Il ressort des pièces du dossier que, par demande reçue en préfecture le 21 août 2024, M. C… a sollicité la communication des motifs du rejet de sa demande de titre. Il est constant que le préfet de la Seine-Saint-Denis n’a pas répondu à cette demande. Dès lors, le moyen tiré du défaut de motivation doit être accueilli.
Il résulte de ce qui précède, sans qu’il soit besoin de se prononcer sur les autres moyens de la requête, que M. C… est fondé à demander l’annulation de la décision attaquée.
Sur les conclusions aux fins d’injonction sous astreinte :
L’exécution du présent jugement implique que la demande de M. C… soit réexaminée.

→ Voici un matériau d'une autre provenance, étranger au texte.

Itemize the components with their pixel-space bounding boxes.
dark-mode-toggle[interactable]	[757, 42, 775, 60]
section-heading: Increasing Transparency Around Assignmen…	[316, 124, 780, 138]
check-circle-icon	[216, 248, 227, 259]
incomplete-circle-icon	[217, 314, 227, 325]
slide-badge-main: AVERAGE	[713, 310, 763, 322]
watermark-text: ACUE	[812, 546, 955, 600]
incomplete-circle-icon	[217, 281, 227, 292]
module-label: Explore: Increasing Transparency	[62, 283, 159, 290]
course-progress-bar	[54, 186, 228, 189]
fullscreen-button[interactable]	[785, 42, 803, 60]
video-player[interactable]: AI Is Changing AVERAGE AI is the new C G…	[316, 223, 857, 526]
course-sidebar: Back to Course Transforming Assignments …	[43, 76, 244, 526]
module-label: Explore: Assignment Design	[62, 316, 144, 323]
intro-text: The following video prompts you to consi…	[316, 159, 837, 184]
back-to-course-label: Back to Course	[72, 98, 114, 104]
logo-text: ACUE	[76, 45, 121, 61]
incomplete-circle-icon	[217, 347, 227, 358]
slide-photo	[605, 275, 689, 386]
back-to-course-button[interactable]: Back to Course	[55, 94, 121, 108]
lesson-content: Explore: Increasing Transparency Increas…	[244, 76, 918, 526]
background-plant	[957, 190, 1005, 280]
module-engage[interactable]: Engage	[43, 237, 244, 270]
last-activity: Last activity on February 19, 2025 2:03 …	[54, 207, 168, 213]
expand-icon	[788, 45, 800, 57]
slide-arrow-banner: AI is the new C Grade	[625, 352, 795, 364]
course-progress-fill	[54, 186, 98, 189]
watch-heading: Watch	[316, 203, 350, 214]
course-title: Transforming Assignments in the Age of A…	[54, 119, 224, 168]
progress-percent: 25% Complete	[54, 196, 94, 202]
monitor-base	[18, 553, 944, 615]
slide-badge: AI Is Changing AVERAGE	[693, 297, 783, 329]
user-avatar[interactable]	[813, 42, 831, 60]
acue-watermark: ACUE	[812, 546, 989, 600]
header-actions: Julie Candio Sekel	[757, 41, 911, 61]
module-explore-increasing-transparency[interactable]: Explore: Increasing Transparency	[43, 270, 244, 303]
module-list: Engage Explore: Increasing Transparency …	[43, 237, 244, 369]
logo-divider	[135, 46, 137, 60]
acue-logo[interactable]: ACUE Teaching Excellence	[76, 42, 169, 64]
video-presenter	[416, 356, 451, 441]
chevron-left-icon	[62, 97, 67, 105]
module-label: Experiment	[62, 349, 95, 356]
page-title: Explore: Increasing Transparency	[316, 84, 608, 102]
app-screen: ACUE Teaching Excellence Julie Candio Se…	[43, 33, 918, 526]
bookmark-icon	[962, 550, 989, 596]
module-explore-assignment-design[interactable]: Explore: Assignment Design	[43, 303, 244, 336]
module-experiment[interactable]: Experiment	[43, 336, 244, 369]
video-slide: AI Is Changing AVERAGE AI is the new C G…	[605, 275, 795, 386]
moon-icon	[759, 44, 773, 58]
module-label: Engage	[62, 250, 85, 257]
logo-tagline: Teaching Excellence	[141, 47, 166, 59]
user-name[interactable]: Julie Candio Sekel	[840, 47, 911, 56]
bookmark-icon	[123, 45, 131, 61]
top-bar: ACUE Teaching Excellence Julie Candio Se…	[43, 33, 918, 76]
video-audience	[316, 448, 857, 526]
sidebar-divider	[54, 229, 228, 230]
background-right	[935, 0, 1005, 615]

Il y a lieu, par suite, d’enjoindre au préfet de la Seine-Saint-Denis, ou à tout autre préfet territorialement compétent, d’y procéder dans un délai de quatre mois à compter de la notification du présent jugement et de le munir, dans l’attente, du document auquel il peut prétendre en sa qualité de demandeur de titre de séjour.
Sur les frais liés au litige :
Il n’y a pas lieu, dans les circonstances de l’espèce, de mettre à la charge de l’État la somme demandée par M. C…, au titre des frais exposés par lui et non compris dans les dépens.
D E C I D E :
Article 1er : La décision implicite par laquelle le préfet de la Seine-Saint-Denis a refusé de délivrer un titre de séjour à M. C… est annulée.
Article 2 : Il est enjoint au préfet de la Seine-Saint-Denis, ou à tout autre préfet territorialement compétent, de procéder au réexamen de la demande de M. C… dans le délai de quatre mois à compter de la notification du présent jugement et de le munir, dans l’attente, du document auquel il peut prétendre en sa qualité de demandeur de titre de séjour.
Article 3 : Le surplus des conclusions de la requête est rejeté.
Article 4 : Le présent jugement sera notifié à M. A… C… et au préfet de la Seine-Saint-Denis.
Délibéré après l’audience du 10 juin 2025, à laquelle siégeaient :
M. Israël, président,
M. Marias, premier conseiller,
Mme Caldoncelli-Vidal, première conseillère.
Rendu public par mise à disposition au greffe le 1er juillet 2025.
Le président-rapporteur,
M. Israël
Le magistrat le plus ancien,
M. Marias
La greffière,
Mme B…
La République mande et ordonne au préfet de la Seine-Saint-Denis en ce qui le concerne, ou à tout autre préfet territorialement compétent, et à tous commissaires de justice à ce requis en ce qui concerne les voies de droit commun contre les parties privées de pourvoir à l’exécution du présent jugement.